Став на ноги, но всё ещё с опущенной головой, фра Кристофоро отвечал:
— Так я могу, стало быть, надеяться, что вы даруете мне прощенье? А если я получу его от вас, кто же ещё сможет отказать мне в нём? О, если бы я мог услышать из уст ваших это слово — прощение!
— Прощение? Вы в нём больше не нуждаетесь. Но всё же, раз вы так хотите, то, разумеется, разумеется, я прощаю вас от всего сердца, да и мы все…
— Все, все! — в один голос подхватили присутствующие.
Лицо монаха озарилось благодарною радостью, сквозь которую всё же просвечивало смирение и глубокое сожаление о том зле, исправить которое не в силах было никакое человеческое отпущение. Сражённый этим зрелищем и охваченный общим волнением, хозяин заключил монаха в объятия, и они братски облобызались.
— Молодчина! Отлично! — раздалось со всех концов залы, все сразу двинулись и окружили монаха.
Тем временем появились слуги, неся обильное угощение. Хозяин приблизился к нашему Кристофоро, который явно собирался уйти, и сказал ему:
— Падре, отведайте хоть немного, явите мне этот знак вашего расположения!
И он принялся угощать его первым. Но тот, отступая и дружески отказываясь от угощения, ответил:
— Всё это теперь не для меня; однако я нимало не хочу отвергнуть ваши дары. Я собираюсь в дальний путь, так прикажите подать мне хлеба, и я смогу тогда говорить, что пользовался вашей милостыней, ел хлеб ваш — знак прощения.
Растроганный хозяин так и велел сделать, и через минуту появился слуга в парадной ливрее, неся на серебряном блюде хлеб, и поднёс его монаху; тот взял его и, поблагодарив, положил в суму. После этого он попросил разрешения удалиться; ещё раз обнявшись с хозяином дома и со всеми, кто стоял неподалёку и успел на мгновенье приблизиться к нему, он с трудом вырвался от них; пришлось ему выдержать целое сражение и в передних, чтобы отделаться от слуг и даже от брави, которые целовали края его одежды, вервие, капюшон; наконец, выбрался он на улицу; огромная толпа народа словно в триумфе понесла его на руках и провожала до городских ворот, через которые он и вышел, начиная свой пеший путь к месту послушничества.
Брат убитого и все родственники, собиравшиеся в этот день отведать горького упоения гордыней, вместо этого оказались преисполненными сладкой радости прощенья и благожелательности. Общество, с непривычной для него сердечностью и простодушием, провело ещё некоторое время в беседе, к которой никто не был подготовлен, идя на сборище.

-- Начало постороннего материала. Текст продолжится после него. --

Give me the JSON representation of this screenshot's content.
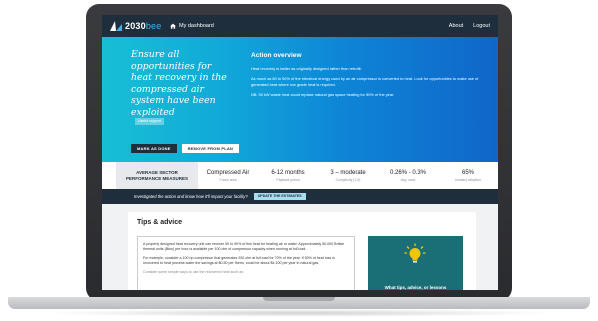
{
  "nav": {
    "logo_main": "2030",
    "logo_accent": "bee",
    "dashboard_link": "My dashboard",
    "about_link": "About",
    "logout_link": "Logout"
  },
  "hero": {
    "title": "Ensure all opportunities for heat recovery in the compressed air system have been exploited",
    "tag": "Useful support",
    "mark_done_label": "MARK AS DONE",
    "remove_label": "REMOVE FROM PLAN",
    "overview_heading": "Action overview",
    "overview_p1": "Heat recovery is better as originally designed rather than retrofit.",
    "overview_p2": "As much as 80 to 90% of the electrical energy used by an air compressor is converted to heat. Look for opportunities to make use of generated heat where low grade heat is required.",
    "overview_p3": "NB: 50 kW waste heat could replace natural gas space heating for 50% of the year."
  },
  "stats": {
    "label": "AVERAGE SECTOR PERFORMANCE MEASURES",
    "items": [
      {
        "value": "Compressed Air",
        "sub": "Focus area"
      },
      {
        "value": "6-12 months",
        "sub": "Payback period"
      },
      {
        "value": "3 – moderate",
        "sub": "Complexity (1-5)"
      },
      {
        "value": "0.26% - 0.3%",
        "sub": "Avg. save"
      },
      {
        "value": "65%",
        "sub": "Industry adoption"
      }
    ]
  },
  "cta": {
    "text": "Investigated the action and know how it'll impact your facility?",
    "button_label": "UPDATE THE ESTIMATES"
  },
  "tips": {
    "title": "Tips & advice",
    "p1": "A properly designed heat recovery unit can recover 50 to 90% of this heat for heating air or water. Approximately 50,000 British thermal units (Btus) per hour is available per 100 cfm of compressor capacity when running at full load.",
    "p2": "For example, consider a 100 hp compressor that generates 200 cfm at full load for 70% of the year. If 50% of heat loss is recovered to heat process water the savings at $0.50 per therm, could be about $4,100 per year in natural gas.",
    "p3": "Consider some simple ways to use the recovered heat such as:",
    "promo_text": "What tips, advice, or lessons"
  },
  "colors": {
    "navbar": "#1e2e3c",
    "hero_start": "#17bfd3",
    "hero_end": "#1066c9",
    "promo": "#1a6e75",
    "cta_button": "#a8dcef"
  }
}
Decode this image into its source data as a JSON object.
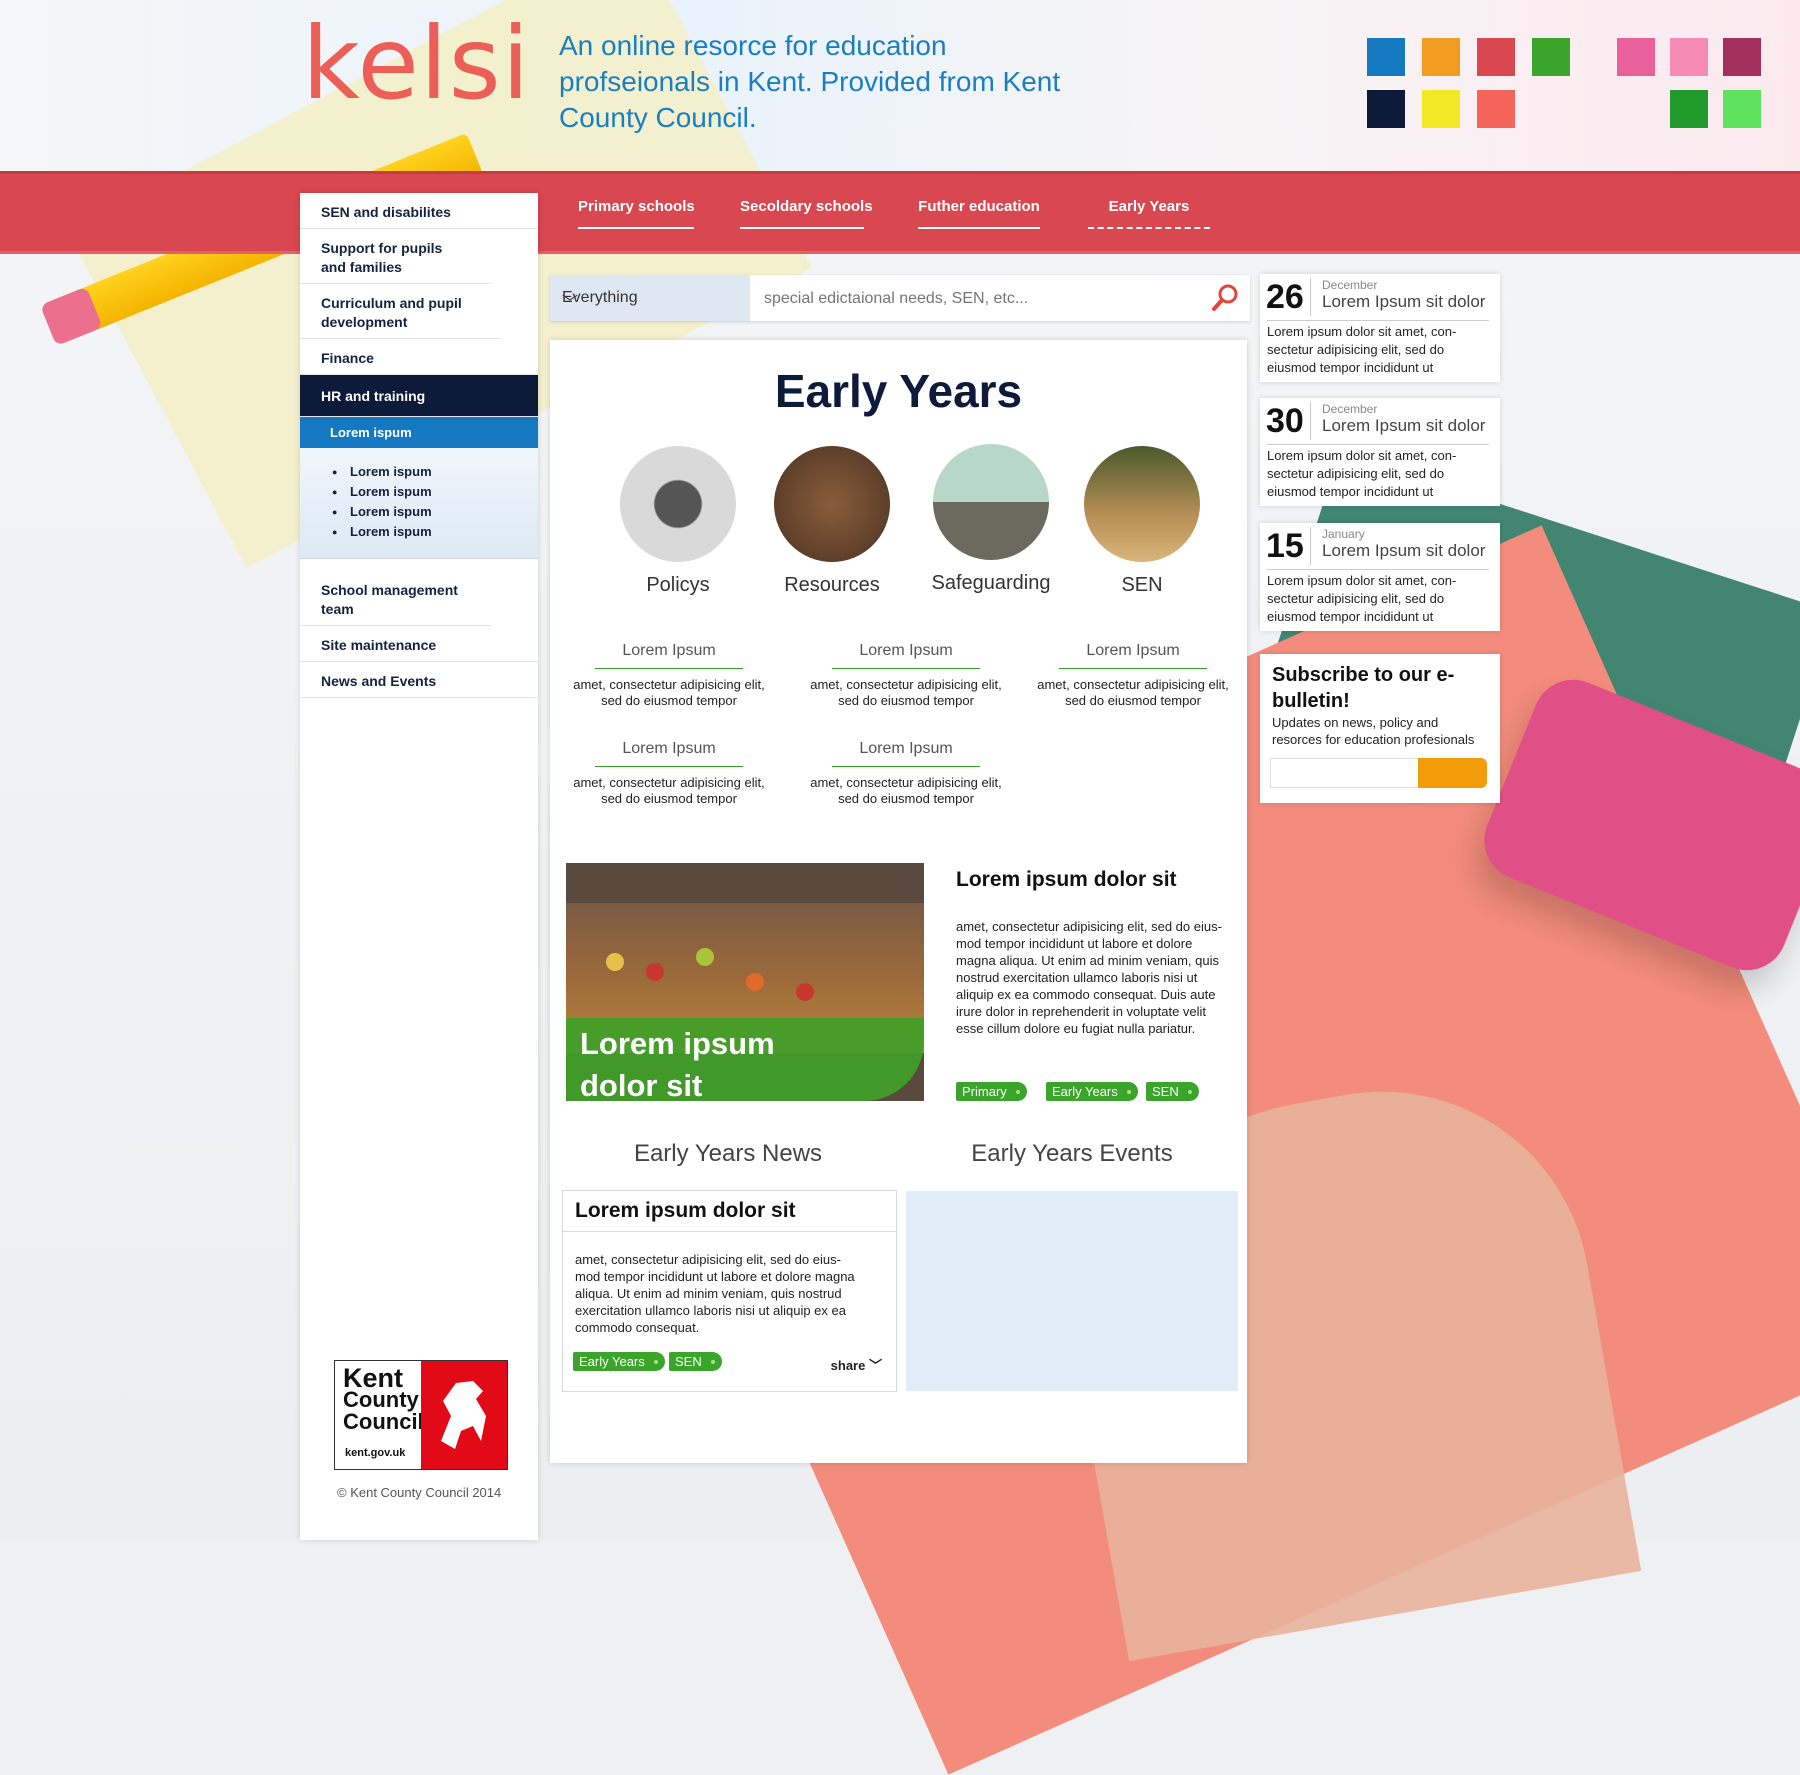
{
  "brand": {
    "logo": "kelsi",
    "tagline": "An online resorce for education profseionals in Kent. Provided from Kent County Council."
  },
  "swatches": [
    "#1479c1",
    "#f39c22",
    "#d94750",
    "#3aa52a",
    "#e9609a",
    "#f78bb6",
    "#a3305e",
    "#0e1a3a",
    "#f3e825",
    "#f4645a",
    "#1f9a2b",
    "#5fe35f"
  ],
  "nav": {
    "tabs": [
      {
        "label": "Primary schools"
      },
      {
        "label": "Secoldary schools"
      },
      {
        "label": "Futher education"
      },
      {
        "label": "Early Years",
        "active": true
      }
    ]
  },
  "sidebar": {
    "items": [
      {
        "label": "SEN and disabilites"
      },
      {
        "label": "Support for pupils and families"
      },
      {
        "label": "Curriculum and pupil development"
      },
      {
        "label": "Finance"
      },
      {
        "label": "HR and training",
        "active": true
      },
      {
        "label": "School management team"
      },
      {
        "label": "Site maintenance"
      },
      {
        "label": "News and Events"
      }
    ],
    "sub_active": "Lorem ispum",
    "sub_items": [
      "Lorem ispum",
      "Lorem ispum",
      "Lorem ispum",
      "Lorem ispum"
    ],
    "footer_logo": {
      "line1": "Kent",
      "line2": "County",
      "line3": "Council",
      "url": "kent.gov.uk"
    },
    "copyright": "© Kent County Council 2014"
  },
  "search": {
    "scope": "Everything",
    "placeholder": "special edictaional needs, SEN, etc..."
  },
  "main": {
    "title": "Early Years",
    "categories": [
      {
        "label": "Policys",
        "icon": "typewriter-icon"
      },
      {
        "label": "Resources",
        "icon": "tools-icon"
      },
      {
        "label": "Safeguarding",
        "icon": "castle-icon"
      },
      {
        "label": "SEN",
        "icon": "grass-icon"
      }
    ],
    "links": [
      {
        "title": "Lorem Ipsum",
        "desc": "amet, consectetur adipisicing elit, sed do eiusmod tempor"
      },
      {
        "title": "Lorem Ipsum",
        "desc": "amet, consectetur adipisicing elit, sed do eiusmod tempor"
      },
      {
        "title": "Lorem Ipsum",
        "desc": "amet, consectetur adipisicing elit, sed do eiusmod tempor"
      },
      {
        "title": "Lorem Ipsum",
        "desc": "amet, consectetur adipisicing elit, sed do eiusmod tempor"
      },
      {
        "title": "Lorem Ipsum",
        "desc": "amet, consectetur adipisicing elit, sed do eiusmod tempor"
      }
    ],
    "feature": {
      "image_caption": "Lorem ipsum dolor sit",
      "heading": "Lorem ipsum dolor sit",
      "body": "amet, consectetur adipisicing elit, sed do eius-mod tempor incididunt ut labore et dolore magna aliqua. Ut enim ad minim veniam, quis nostrud exercitation ullamco laboris nisi ut aliquip ex ea commodo consequat. Duis aute irure dolor in reprehenderit in voluptate velit esse cillum dolore eu fugiat nulla pariatur.",
      "tags": [
        "Primary",
        "Early Years",
        "SEN"
      ]
    },
    "news_heading": "Early Years News",
    "events_heading": "Early Years Events",
    "news_card": {
      "heading": "Lorem ipsum dolor sit",
      "body": "amet, consectetur adipisicing elit, sed do eius-mod tempor incididunt ut labore et dolore magna aliqua. Ut enim ad minim veniam, quis nostrud exercitation ullamco laboris nisi ut aliquip ex ea commodo consequat.",
      "tags": [
        "Early Years",
        "SEN"
      ],
      "share": "share"
    }
  },
  "events": [
    {
      "day": "26",
      "month": "December",
      "title": "Lorem Ipsum sit dolor",
      "text": "Lorem ipsum dolor sit amet, con-sectetur adipisicing elit, sed do eiusmod tempor incididunt ut"
    },
    {
      "day": "30",
      "month": "December",
      "title": "Lorem Ipsum sit dolor",
      "text": "Lorem ipsum dolor sit amet, con-sectetur adipisicing elit, sed do eiusmod tempor incididunt ut"
    },
    {
      "day": "15",
      "month": "January",
      "title": "Lorem Ipsum sit dolor",
      "text": "Lorem ipsum dolor sit amet, con-sectetur adipisicing elit, sed do eiusmod tempor incididunt ut"
    }
  ],
  "subscribe": {
    "heading": "Subscribe to our e-bulletin!",
    "text": "Updates on news, policy and resorces for education profesionals"
  }
}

Вместо обсуждения итогов мстительной расправы и восторгов от сознания выполненного долга предметом разговора служили похвалы послушнику, примирение, кротость. И тот, кто в пятидесятый раз собирался рассказать о том, как отец его граф Муцио в знаменитом столкновении сумел образумить маркиза Станислао, всем известного фанфарона, рассказал теперь о покаянии и изумительном терпении некого фра Симоне, умершего много лет тому назад. А когда общество разошлось, хозяин, всё ещё взволнованный, с изумлением припоминал то, что он слышал и что говорил сам; и при этом цедил сквозь зубы: «Ну и дьявол же этот монах (нам приходится приводить точные его слова), — прямо дьявол! Ведь не встань он с колен ещё несколько минут, я, чего доброго, пожалуй, стал бы сам просить у него прощения за то, что он убил моего брата». История наша определённо отмечает, что с этого дня и впредь синьор этот стал менее свирепым и несколько более обходительным.
Падре Кристофоро шёл по дороге с чувством утешения, какого ни разу не испытал после того ужасного дня, искуплению которого отныне должна была быть посвящена вся его жизнь. И молчание, предписанное послушникам, он соблюдал незаметно для себя, весь погружённый в размышления о трудах, лишениях и унижениях, которые он готов был претерпеть, лишь бы искупить свой грех. Остановившись в час трапезы у одного благодетеля, он с каким-то особым наслаждением вкусил от хлеба прощения, но приберёг кусок и спрятал его в суму, чтобы сохранить как постоянное напоминание.
В наши намерения не входит рассказывать историю его монастырской жизни, скажем только, что, отправляя всегда с большой охотой и огромным усердием все обычно на него налагавшиеся обязанности по части проповеди и утешения умирающих, он никогда не упускал случая выполнить две другие, добровольно принятые им на себя: примирение враждующих и защиту угнетённых. В этой склонности каким-то путём, помимо его воли, проявлялись прежние наклонности Лодовико и едва уловимый пережиток воинственного пыла, который никакое смирение и умерщвление плоти не могло окончательно погасить в нём. Речь его была обычно сдержанной и смиренной, но когда дело шло о попранной справедливости, в нём сразу пробуждался прежний его дух, поддерживаемый и умеряемый тем величавым подъёмом, который выработался у него от постоянной привычки произносить проповеди; это придавало его речи особое своеобразие. Вся его осанка, как и наружность, свидетельствовали о долгой борьбе пылкого, вспыльчивого темперамента с упорной волей, обычно бравшей верх, вечно насторожённой и всегда направляемой высшими соображениями и побуждениями. Один из собратий и друзей падре Кристофоро, хорошо его знавший, сравнил его однажды с теми чересчур выразительными в исконной своей форме словами, которые в минуту разгоревшейся страсти произносятся иными, даже благовоспитанными людьми, в сокращённом виде, с изменением некоторых букв, что не мешает этим словам даже в таком замаскированном виде сохранять некоторую долю своей первобытной выразительности.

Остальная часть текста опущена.